Projects to restrict increasingly diffuse harms of 2, 3, and 4 take more time to coordinate.
But to comprehensively restrict the selective pressures, those projects are needed too.
Eventually, such parallel actions could converge on converge on robust bans:
Data restrictions
Ban input bandwidth above certain limits.
Human-in-the-loop restrictions:
Ban having input, processing, and output domains be the same.
Model use restrictions:
Ban multiple-domain ML models.
Ban output bandwidth/intensity above certain limits.
Compute restrictions
Ban compute processing bandwidth beyond certain limits.
More thoughts from my research mentor, Forrest Landry:
”Models need to be domain restricted. Ie, only train on one domain of interaction, and then only allow one domain of input and output – preferably different ones that are NOT in any way feedback coupled to one another through any even indirect routing of just the physical universe. Ie, that any different domain indirection coupling must and can only occur through human intermediation. Ie, humans provide inputs, and the machine outputs in a different domain of action.”
Movements resisting AI
Broader movements that are acting to restrict each prerequisite:
Data rights
Data auditors uncovering racially biased, copyrighted, and pornographic materials.
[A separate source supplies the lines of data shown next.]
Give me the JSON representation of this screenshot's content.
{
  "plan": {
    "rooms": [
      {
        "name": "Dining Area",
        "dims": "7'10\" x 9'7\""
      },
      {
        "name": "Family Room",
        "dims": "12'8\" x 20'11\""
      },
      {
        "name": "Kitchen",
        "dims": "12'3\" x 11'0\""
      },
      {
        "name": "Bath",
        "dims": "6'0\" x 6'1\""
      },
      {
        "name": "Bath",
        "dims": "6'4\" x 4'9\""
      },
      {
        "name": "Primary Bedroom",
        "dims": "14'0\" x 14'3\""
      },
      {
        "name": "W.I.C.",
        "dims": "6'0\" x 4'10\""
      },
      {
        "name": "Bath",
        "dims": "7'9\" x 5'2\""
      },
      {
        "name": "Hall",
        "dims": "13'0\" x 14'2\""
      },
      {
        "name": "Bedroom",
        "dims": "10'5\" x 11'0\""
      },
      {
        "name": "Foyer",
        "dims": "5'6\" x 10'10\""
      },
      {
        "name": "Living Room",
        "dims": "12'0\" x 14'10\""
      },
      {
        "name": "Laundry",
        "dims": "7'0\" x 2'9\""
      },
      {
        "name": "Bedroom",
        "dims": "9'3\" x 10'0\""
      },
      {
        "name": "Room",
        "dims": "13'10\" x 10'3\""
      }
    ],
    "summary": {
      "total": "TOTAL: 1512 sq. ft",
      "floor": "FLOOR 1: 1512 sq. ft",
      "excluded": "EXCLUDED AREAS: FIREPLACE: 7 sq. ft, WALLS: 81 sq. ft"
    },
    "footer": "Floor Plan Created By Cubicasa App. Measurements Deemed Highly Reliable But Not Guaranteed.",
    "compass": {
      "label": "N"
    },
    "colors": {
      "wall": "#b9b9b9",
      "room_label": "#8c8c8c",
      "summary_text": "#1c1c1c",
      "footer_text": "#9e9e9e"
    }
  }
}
Privacy regulators restricting/suing OpenAI, Google, Facebook, and Amazon.
Creatives and privacy orgs lobbying, and suing OpenAI, Google, and Facebook.
Data workers organising and filing lawsuits.
…
Employee activism
Workers unionising and organising strikes against AI replacing their jobs.
AI researchers quitting, and potentially whistleblowing.
…
System safety
AI ethics researchers advocating against shoddy harmful design practices.
Interpretability researchers testing for misusable deceptive functionality.
Adversarial and cybersecurity researchers reporting adversarial backdoors.
Safety engineers advising on porting over auditing practices to an “AI FDA”.
Military vets and journalists investigating corruption and the Kill Cloud.
...
Environmentalism
Climate researchers and reporters reporting on pollution across supply chains.
Local residents protesting against data centers.
Potentially, mass lawsuits.
What are those movements resisting AI each bottlenecked by?
Funding.
No-strings attached.
A more precise way of redefining AGI is ‘self-sufficient learning machinery’.
The selection mechanisms don’t correspond one-on-one with the prerequisites.